The Good Bites food truck is serving creative, farm-to-table, gourmet bar food and filling a unique role in Mason.
On a typical day, the Good Bites food truck is parked behind BAD Brewing on Jefferson Street. Good Bites serves as the kitchen for BAD Brewing Company and provides table service to brewery patrons, said Jon Fraser, Good Bites owner.
Fraser said he initially intended to open a restaurant in downtown Mason. He liked Mason as a location and, having recently moved to Mason, he wanted to work closer to home.
Good Bites started as an idea for a sit-down restaurant. When the initial idea wasn’t working out, Fraser said the business plan changed from sit-down to food truck.Fraser said he saw on the city’s website in 2009 that the city did a study to determine how to redevelop the downtown into a commercial area. “One of the big things was restaurants,” Fraser said.
He hopes Good Bites is doing its part for Mason’s redevelopment. “My sincere hope is that we’re helping with the collective impact on Mason in general,” said Fraser. He said he hopes to help Mason grow and to solidify it as a destination and not just a “bedroom community.”
The Good Bites menu changes depending on the day or event and prices can range from about $7 to about $14.
The No Joke Nachos, which Fraser said are a fan-favorite, are $11, according to the menu.
The Pan Fried Mac and Cheese, which sous-chef Jeff VanHorn said is also a fan-favorite, is $9, according to the menu.
Something like the Smoked Steelhead Trout Cakes are $13.25. The Cherrywood Smoked Wings, sometimes on the brunch menu, are $10.
The menu features items like: Fresh date compote, whipped cardamom ricotta cream, burnt shallot sauerkraut, bourbon barrel aged maple syrup, bleu cheese aioli, five cheese mornay with Michigan pinconning, garlic basil marinara, sesame garlic kaiser rolls, local lettuce greens and fresh tortilla chips.
Prior to Good Bites, he was the executive chef at the Walnut Hills Country Club in East Lansing, he said.
VanHorn knows pairing quality, local ingredients with passion makes a difference in the product they present customers. “We don’t believe in cutting corners and if we can make anything ourselves, we will,” said VanHorn. It’s more expensive and costs us more money, but it makes a better product.

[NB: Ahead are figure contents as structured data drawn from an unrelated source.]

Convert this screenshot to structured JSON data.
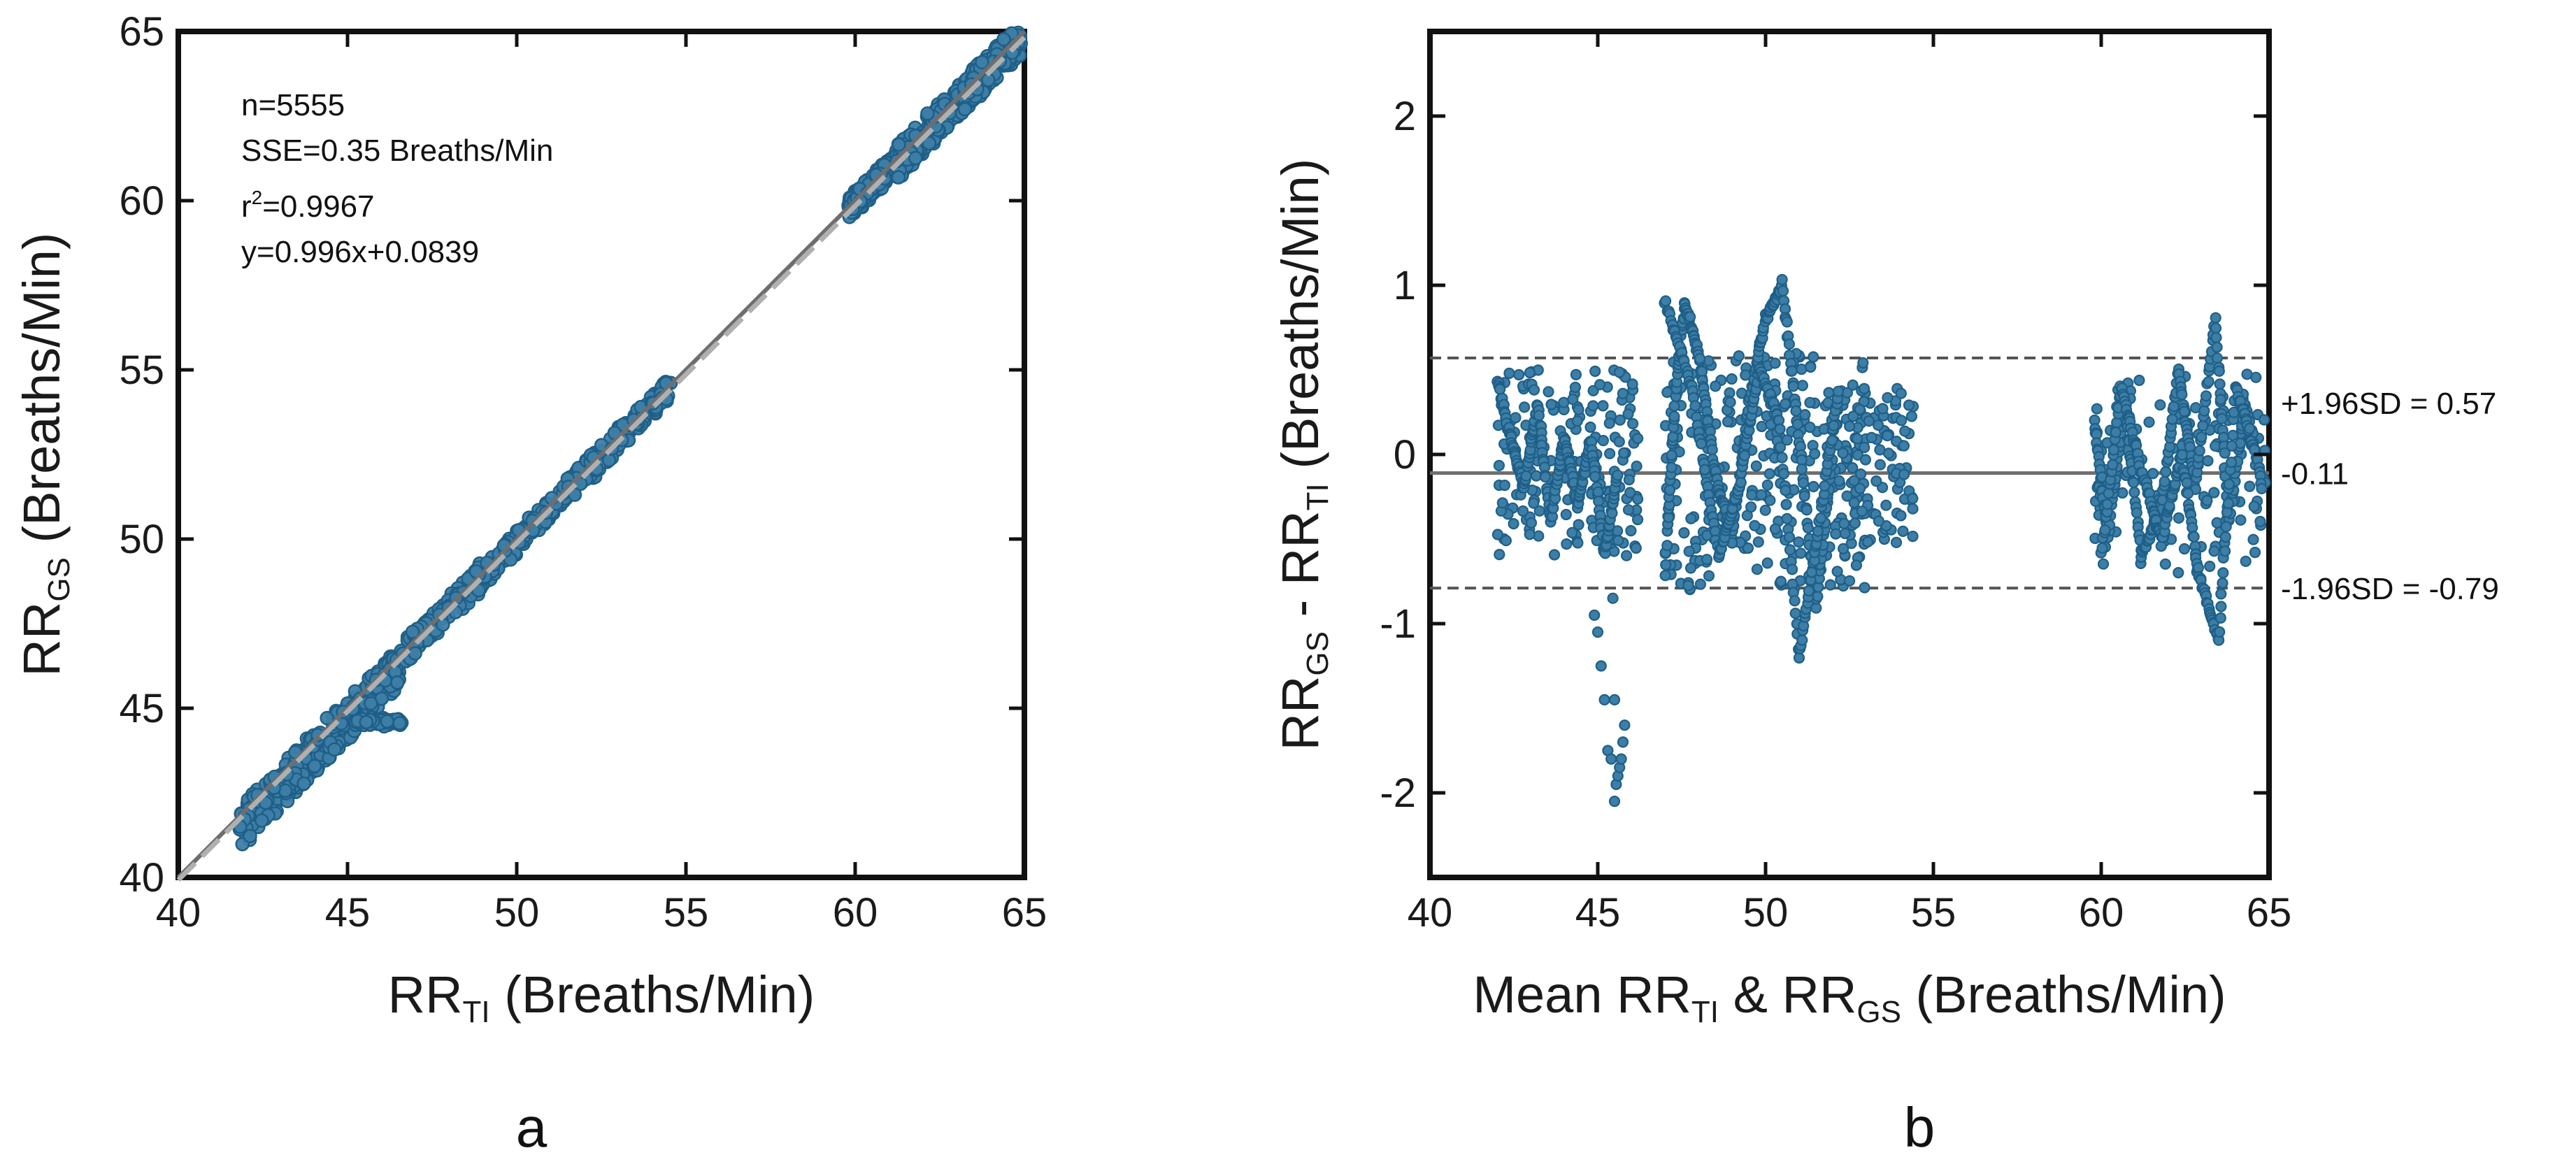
{
  "chart_data": [
    {
      "type": "scatter",
      "panel_label": "a",
      "xlabel": {
        "main": "RR",
        "sub": "TI",
        "rest": " (Breaths/Min)"
      },
      "ylabel": {
        "main": "RR",
        "sub": "GS",
        "rest": " (Breaths/Min)"
      },
      "xlim": [
        40,
        65
      ],
      "ylim": [
        40,
        65
      ],
      "xticks": [
        "40",
        "45",
        "50",
        "55",
        "60",
        "65"
      ],
      "yticks": [
        "40",
        "45",
        "50",
        "55",
        "60",
        "65"
      ],
      "annotations": {
        "n": "n=5555",
        "sse": "SSE=0.35 Breaths/Min",
        "r2_prefix": "r",
        "r2_sup": "2",
        "r2_value": "=0.9967",
        "fit": "y=0.996x+0.0839"
      },
      "identity_line": {
        "from": [
          40,
          40
        ],
        "to": [
          65,
          65
        ],
        "color": "#6e6e6e",
        "style": "solid"
      },
      "fit_line": {
        "slope": 0.996,
        "intercept": 0.0839,
        "color": "#b0b0b0",
        "style": "dashed"
      },
      "point_color": "#3d7ea6",
      "point_edge": "#1f5f87",
      "clusters": [
        {
          "x_range": [
            41.8,
            46.6
          ],
          "offset_range": [
            -1.9,
            0.5
          ]
        },
        {
          "x_range": [
            46.6,
            54.6
          ],
          "offset_range": [
            -0.8,
            0.6
          ]
        },
        {
          "x_range": [
            59.8,
            61.2
          ],
          "offset_range": [
            -0.6,
            0.4
          ]
        },
        {
          "x_range": [
            61.2,
            64.9
          ],
          "offset_range": [
            -1.2,
            0.8
          ]
        }
      ]
    },
    {
      "type": "scatter",
      "panel_label": "b",
      "xlabel": {
        "main": "Mean RR",
        "sub1": "TI",
        "mid": " & RR",
        "sub2": "GS",
        "rest": " (Breaths/Min)"
      },
      "ylabel": {
        "main": "RR",
        "sub1": "GS",
        "mid": " - RR",
        "sub2": "TI",
        "rest": " (Breaths/Min)"
      },
      "xlim": [
        40,
        65
      ],
      "ylim": [
        -2.5,
        2.5
      ],
      "xticks": [
        "40",
        "45",
        "50",
        "55",
        "60",
        "65"
      ],
      "yticks": [
        "-2",
        "-1",
        "0",
        "1",
        "2"
      ],
      "mean_line": {
        "value": -0.11,
        "label": "-0.11",
        "color": "#6e6e6e",
        "style": "solid"
      },
      "upper_loa": {
        "value": 0.57,
        "label": "+1.96SD = 0.57",
        "color": "#555555",
        "style": "dashed"
      },
      "lower_loa": {
        "value": -0.79,
        "label": "-1.96SD = -0.79",
        "color": "#555555",
        "style": "dashed"
      },
      "point_color": "#3d7ea6",
      "point_edge": "#1f5f87",
      "trend_traces": [
        [
          [
            42.0,
            0.45
          ],
          [
            42.4,
            0.1
          ],
          [
            42.8,
            -0.2
          ],
          [
            43.2,
            0.3
          ],
          [
            43.6,
            -0.4
          ],
          [
            44.0,
            0.1
          ],
          [
            44.4,
            -0.3
          ],
          [
            44.8,
            0.1
          ],
          [
            45.2,
            -0.6
          ],
          [
            45.6,
            -0.1
          ]
        ],
        [
          [
            47.0,
            -0.7
          ],
          [
            47.3,
            0.3
          ],
          [
            47.6,
            0.9
          ],
          [
            48.0,
            0.6
          ],
          [
            48.5,
            -0.1
          ],
          [
            49.0,
            -0.5
          ],
          [
            49.5,
            0.3
          ],
          [
            50.0,
            0.8
          ],
          [
            50.5,
            1.0
          ],
          [
            51.0,
            0.1
          ],
          [
            51.5,
            -0.9
          ],
          [
            52.0,
            0.0
          ]
        ],
        [
          [
            47.0,
            0.9
          ],
          [
            47.8,
            0.4
          ],
          [
            48.6,
            -0.6
          ],
          [
            49.2,
            -0.2
          ],
          [
            49.8,
            0.5
          ],
          [
            50.4,
            0.2
          ],
          [
            51.0,
            -1.2
          ],
          [
            51.6,
            -0.4
          ],
          [
            52.2,
            0.4
          ]
        ],
        [
          [
            59.8,
            0.2
          ],
          [
            60.2,
            -0.5
          ],
          [
            60.7,
            0.3
          ],
          [
            61.2,
            -0.6
          ],
          [
            61.8,
            -0.3
          ],
          [
            62.3,
            0.5
          ],
          [
            62.8,
            -0.2
          ],
          [
            63.4,
            0.8
          ],
          [
            63.8,
            -0.4
          ],
          [
            64.3,
            0.3
          ],
          [
            64.8,
            -0.2
          ]
        ],
        [
          [
            60.0,
            -0.6
          ],
          [
            60.6,
            0.4
          ],
          [
            61.2,
            -0.1
          ],
          [
            61.8,
            -0.5
          ],
          [
            62.4,
            0.0
          ],
          [
            62.9,
            -0.7
          ],
          [
            63.5,
            -1.1
          ],
          [
            64.0,
            0.4
          ],
          [
            64.6,
            0.0
          ]
        ]
      ],
      "scatter_bands": [
        {
          "x_range": [
            42.0,
            46.2
          ],
          "y_range": [
            -0.6,
            0.5
          ],
          "count": 170
        },
        {
          "x_range": [
            47.0,
            53.0
          ],
          "y_range": [
            -0.8,
            0.6
          ],
          "count": 260
        },
        {
          "x_range": [
            52.0,
            54.4
          ],
          "y_range": [
            -0.55,
            0.4
          ],
          "count": 120
        },
        {
          "x_range": [
            59.8,
            64.9
          ],
          "y_range": [
            -0.7,
            0.5
          ],
          "count": 130
        }
      ],
      "outlier_points": [
        [
          44.9,
          -0.95
        ],
        [
          45.0,
          -1.05
        ],
        [
          45.1,
          -1.25
        ],
        [
          45.2,
          -1.45
        ],
        [
          45.3,
          -1.75
        ],
        [
          45.4,
          -1.8
        ],
        [
          45.45,
          -0.85
        ],
        [
          45.5,
          -2.05
        ],
        [
          45.55,
          -1.95
        ],
        [
          45.6,
          -1.9
        ],
        [
          45.65,
          -1.85
        ],
        [
          45.7,
          -1.8
        ],
        [
          45.75,
          -1.7
        ],
        [
          45.8,
          -1.6
        ],
        [
          45.5,
          -1.45
        ]
      ]
    }
  ]
}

Even down to the condiments–they make their own ketchup and sour cream, VanHorn said.
VanHorn said he left the restaurant Red Haven to come help Fraser take on Good Bites. The two met while working at the Walnut Hills Country Club, in East Lansing.
Working 12 to 16 hours a day, “You don’t do this to make a lot of money,” VanHorn said.
You do it because you really care about it, he said.
VanHorn said what he enjoys about being a chef at Good Bites is “having creative freedom and getting to do what I love for a living.”
This passion and quality is growing Good Bites in the community. Fraser said they’ve had to find more storage space to accommodate growing demand.
It’s also bringing in customers from Mason and beyond, satisfying his desire to make Mason a destination.
Jason Dollman-Jersey, dubbed a “regular” by Fraser, lives about five miles outside Mason. He said he makes a point of coming to Good Bites at least once a week.
He comes to support business, for the good food and to talk to “the nice folks at the truck,” he said.